A biomolecular atlas of bone marrow provides a unique insight into the process of hematopoiesis

Researchers at Children's Hospital of Philadelphia (CHOP) and the Perelman School of Medicine at the University of Pennsylvania have created a powerful new bone marrow atlas that will provide the public with a first-of-its-kind visual passport to the spectrum of healthy and diseased hematopoiesis. The results are published in the journal Cell.

“For the first time, we will have a comprehensive framework to view the complete gene expression and spatial organization of bone marrow cells,” said senior study author Kai Tan, PhD, professor in the Department of Pediatrics and an investigator in the Center for Childhood Cancer Research at CHOP. “While our paper is fundamental, we envision that the atlas will be used to develop new diagnostic tests, identify new targets for CAR-T therapy and other therapeutic approaches, and discover spatial biomarkers of disease.”

While the initiative was led by CHOP and Penn, the research is also part of a larger project called the Human BioMolecular Atlas Program (HuBMAP). The HuBMAP consortium is made up of 42 different research groups from universities in 14 states and four countries. Researchers are collaborating to create the next generation of molecular analysis technologies and computational tools that will create basic tissue maps and atlases of the functions and relationships between cells in the human body.

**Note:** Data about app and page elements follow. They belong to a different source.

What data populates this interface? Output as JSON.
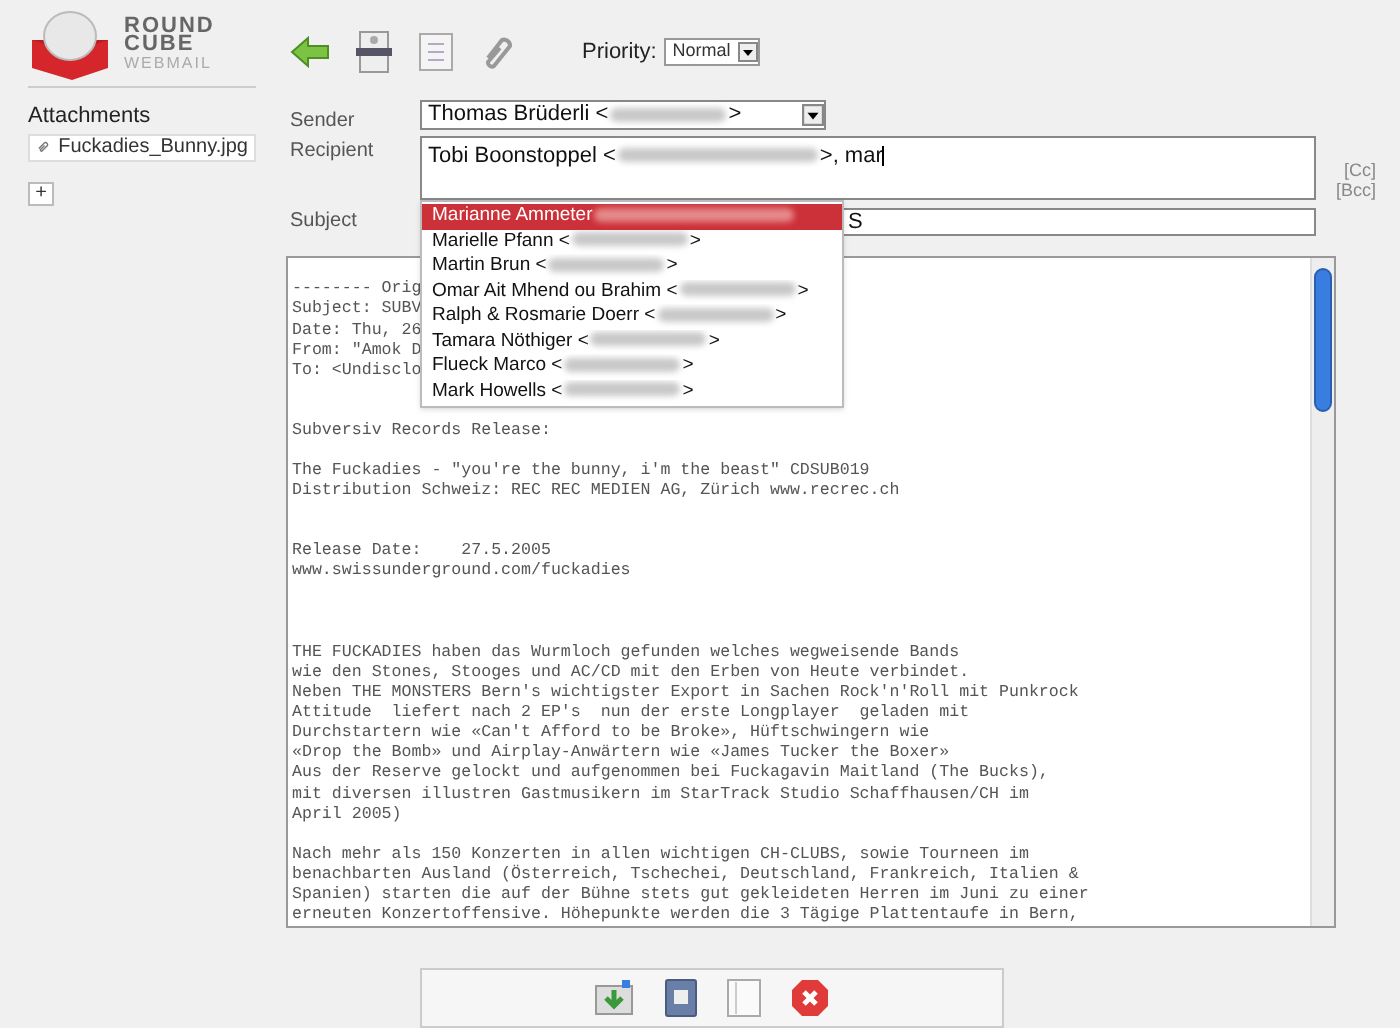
{
  "logo": {
    "line_1": "ROUND",
    "line_2": "CUBE",
    "line_3": "WEBMAIL"
  },
  "attachments": {
    "title": "Attachments",
    "files": [
      "Fuckadies_Bunny.jpg"
    ],
    "add_label": "+"
  },
  "toolbar": {
    "priority_label": "Priority:",
    "priority_value": "Normal"
  },
  "form": {
    "sender_label": "Sender",
    "sender_name": "Thomas Brüderli <",
    "sender_close": ">",
    "recipient_label": "Recipient",
    "recipient_name": "Tobi Boonstoppel <",
    "recipient_rest": ">, mar",
    "cc": "[Cc]",
    "bcc": "[Bcc]",
    "subject_label": "Subject",
    "subject_value": "S"
  },
  "suggestions": [
    {
      "name": "Marianne Ammeter",
      "selected": true
    },
    {
      "name": "Marielle Pfann <",
      "close": ">",
      "selected": false
    },
    {
      "name": "Martin Brun <",
      "close": ">",
      "selected": false
    },
    {
      "name": "Omar Ait Mhend ou Brahim <",
      "close": ">",
      "selected": false
    },
    {
      "name": "Ralph & Rosmarie Doerr <",
      "close": ">",
      "selected": false
    },
    {
      "name": "Tamara Nöthiger <",
      "close": ">",
      "selected": false
    },
    {
      "name": "Flueck Marco <",
      "close": ">",
      "selected": false
    },
    {
      "name": "Mark Howells <",
      "close": ">",
      "selected": false
    }
  ],
  "body": {
    "header": "-------- Orig\nSubject: SUBV\nDate: Thu, 26\nFrom: \"Amok D\nTo: <Undisclo",
    "text": "Subversiv Records Release:\n\nThe Fuckadies - \"you're the bunny, i'm the beast\" CDSUB019\nDistribution Schweiz: REC REC MEDIEN AG, Zürich www.recrec.ch\n\n\nRelease Date:    27.5.2005\nwww.swissunderground.com/fuckadies\n\n\n\nTHE FUCKADIES haben das Wurmloch gefunden welches wegweisende Bands\nwie den Stones, Stooges und AC/CD mit den Erben von Heute verbindet.\nNeben THE MONSTERS Bern's wichtigster Export in Sachen Rock'n'Roll mit Punkrock\nAttitude  liefert nach 2 EP's  nun der erste Longplayer  geladen mit\nDurchstartern wie «Can't Afford to be Broke», Hüftschwingern wie\n«Drop the Bomb» und Airplay-Anwärtern wie «James Tucker the Boxer»\nAus der Reserve gelockt und aufgenommen bei Fuckagavin Maitland (The Bucks),\nmit diversen illustren Gastmusikern im StarTrack Studio Schaffhausen/CH im\nApril 2005)\n\nNach mehr als 150 Konzerten in allen wichtigen CH-CLUBS, sowie Tourneen im\nbenachbarten Ausland (Österreich, Tschechei, Deutschland, Frankreich, Italien &\nSpanien) starten die auf der Bühne stets gut gekleideten Herren im Juni zu einer\nerneuten Konzertoffensive. Höhepunkte werden die 3 Tägige Plattentaufe in Bern,"
  }
}
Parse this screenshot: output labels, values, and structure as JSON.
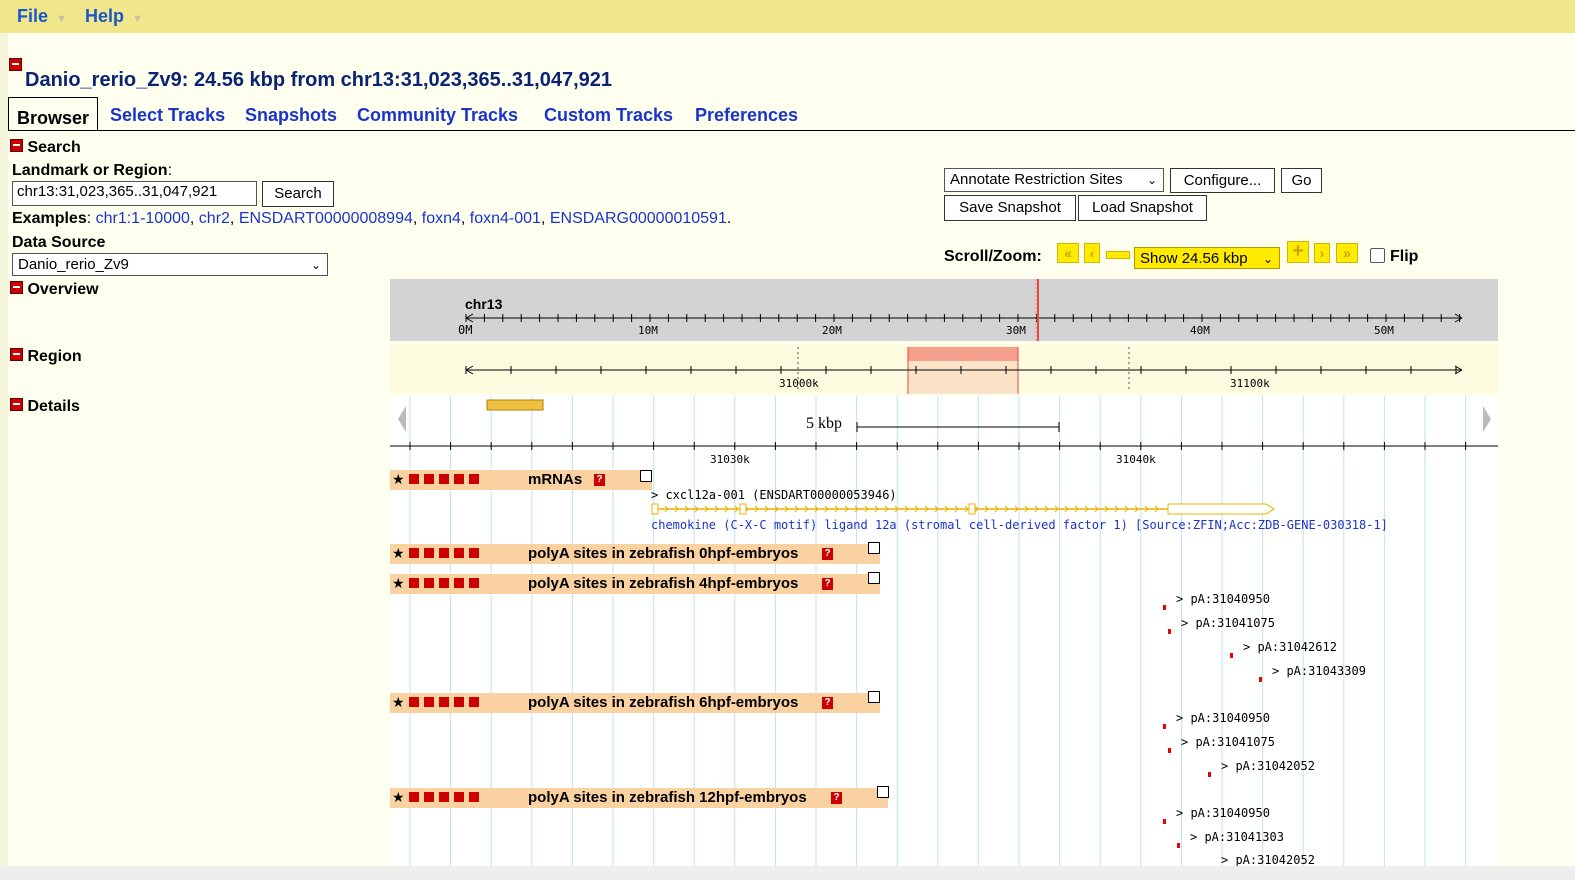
{
  "menubar": {
    "file": "File",
    "help": "Help"
  },
  "header": {
    "title": "Danio_rerio_Zv9: 24.56 kbp from chr13:31,023,365..31,047,921"
  },
  "tabs": [
    "Browser",
    "Select Tracks",
    "Snapshots",
    "Community Tracks",
    "Custom Tracks",
    "Preferences"
  ],
  "search": {
    "section_label": "Search",
    "landmark_label": "Landmark or Region",
    "landmark_colon": ":",
    "input_value": "chr13:31,023,365..31,047,921",
    "search_button": "Search",
    "examples_label": "Examples",
    "examples": [
      "chr1:1-10000",
      "chr2",
      "ENSDART00000008994",
      "foxn4",
      "foxn4-001",
      "ENSDARG00000010591"
    ],
    "data_source_label": "Data Source",
    "data_source_value": "Danio_rerio_Zv9"
  },
  "tools": {
    "plugin_select": "Annotate Restriction Sites",
    "configure_button": "Configure...",
    "go_button": "Go",
    "save_snapshot": "Save Snapshot",
    "load_snapshot": "Load Snapshot",
    "scroll_zoom_label": "Scroll/Zoom:",
    "zoom_select": "Show 24.56 kbp",
    "flip_label": "Flip",
    "flip_checked": false
  },
  "sections": {
    "overview": "Overview",
    "region": "Region",
    "details": "Details"
  },
  "overview": {
    "chrom": "chr13",
    "ticks": [
      "0M",
      "10M",
      "20M",
      "30M",
      "40M",
      "50M"
    ]
  },
  "region": {
    "ticks": [
      "31000k",
      "31100k"
    ]
  },
  "details": {
    "scale_label": "5 kbp",
    "ticks": [
      "31030k",
      "31040k"
    ],
    "tracks": [
      {
        "name": "mRNAs"
      },
      {
        "name": "polyA sites in zebrafish 0hpf-embryos"
      },
      {
        "name": "polyA sites in zebrafish 4hpf-embryos"
      },
      {
        "name": "polyA sites in zebrafish 6hpf-embryos"
      },
      {
        "name": "polyA sites in zebrafish 12hpf-embryos"
      }
    ],
    "mrna": {
      "name": "cxcl12a-001 (ENSDART00000053946)",
      "description": "chemokine (C-X-C motif) ligand 12a (stromal cell-derived factor 1) [Source:ZFIN;Acc:ZDB-GENE-030318-1]"
    },
    "polya_4hpf": [
      "pA:31040950",
      "pA:31041075",
      "pA:31042612",
      "pA:31043309"
    ],
    "polya_6hpf": [
      "pA:31040950",
      "pA:31041075",
      "pA:31042052"
    ],
    "polya_12hpf": [
      "pA:31040950",
      "pA:31041303",
      "pA:31042052"
    ]
  },
  "colors": {
    "menubar": "#f0e68c",
    "link": "#1a34c9",
    "track_header": "#fad1a0",
    "overview_bg": "#d3d3d3",
    "highlight": "#f5a08c"
  }
}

“Research of this magnitude is only possible through a monumental team effort,” said Showik Bandyopadhyay, PhD, lead author of the study and a physician-scientist in training in Tan’s lab. “Through collaborations across multiple institutions and research consortia, we were able to gain fundamental insights into the microscopic building blocks of the human body.”

Scientists have long theorized that although most bone marrow is made up of blood cells, a small percentage of non-blood cells may play an important role in childhood and adult bone marrow diseases such as leukemia, myeloproliferative disorders, or bone marrow failure syndromes. However, until this study, such studies had been hampered by technical challenges associated with the rarity and fragility of these cells.

This paper is the first to overcome these limitations and comprehensively profile adult human bone marrow using single-cell RNA sequencing. This technique allows for the capture of complete gene profiles of tens of thousands of individual cells, revealing the full composition of the cell types that make up an organ.

Source: Cell (2024). DOI: 10.1016/j.cell.2024.04.013

In the study, the scientists focused on bone marrow, which regulates important processes in blood cell development and immunity. They identified at least nine subtypes of non-hematopoietic cells, including stromal cells, bone cells, and endothelial (blood) cells, at least three of which had not been previously described, that produced important support factors. The researchers created an encyclopedia of these rare non-blood cells that produce factors thought to be important for human hematopoiesis, which will help better understand which cellular communication should be focused on in future studies.

Their results highlight the increasingly important role of technology in today’s biomolecular research. The authors created a spatial atlas of bone marrow, including some 800,000 cells, using a sophisticated new technique called CODEX combined with machine learning. This approach, along with careful manual annotation of thousands of cells and structures, allowed them to determine that healthy bone marrow has a very distinct spatial organization, and that fat cells are more closely related to hematopoietic cells than previously thought.

“We’re just beginning to understand what’s possible,” Tan said. “Future studies can build on our work, accelerating bone marrow research with the hope that one day these digital pathways will lead to medical breakthroughs in the treatment of acute leukemia and other bone marrow diseases.”

Ling Qing, PhD, another senior author of the study and a professor of orthopedic surgery at the Perelman School of Medicine, agrees and believes the study will yield long-term results.

"When applied to samples from leukemia patients, these techniques reveal an expansion of mesenchymal cells, a type of rare non-blood cell, at the site of cancer cells in the bone marrow," Qing said. "This points to a possible new direction for future disease treatment."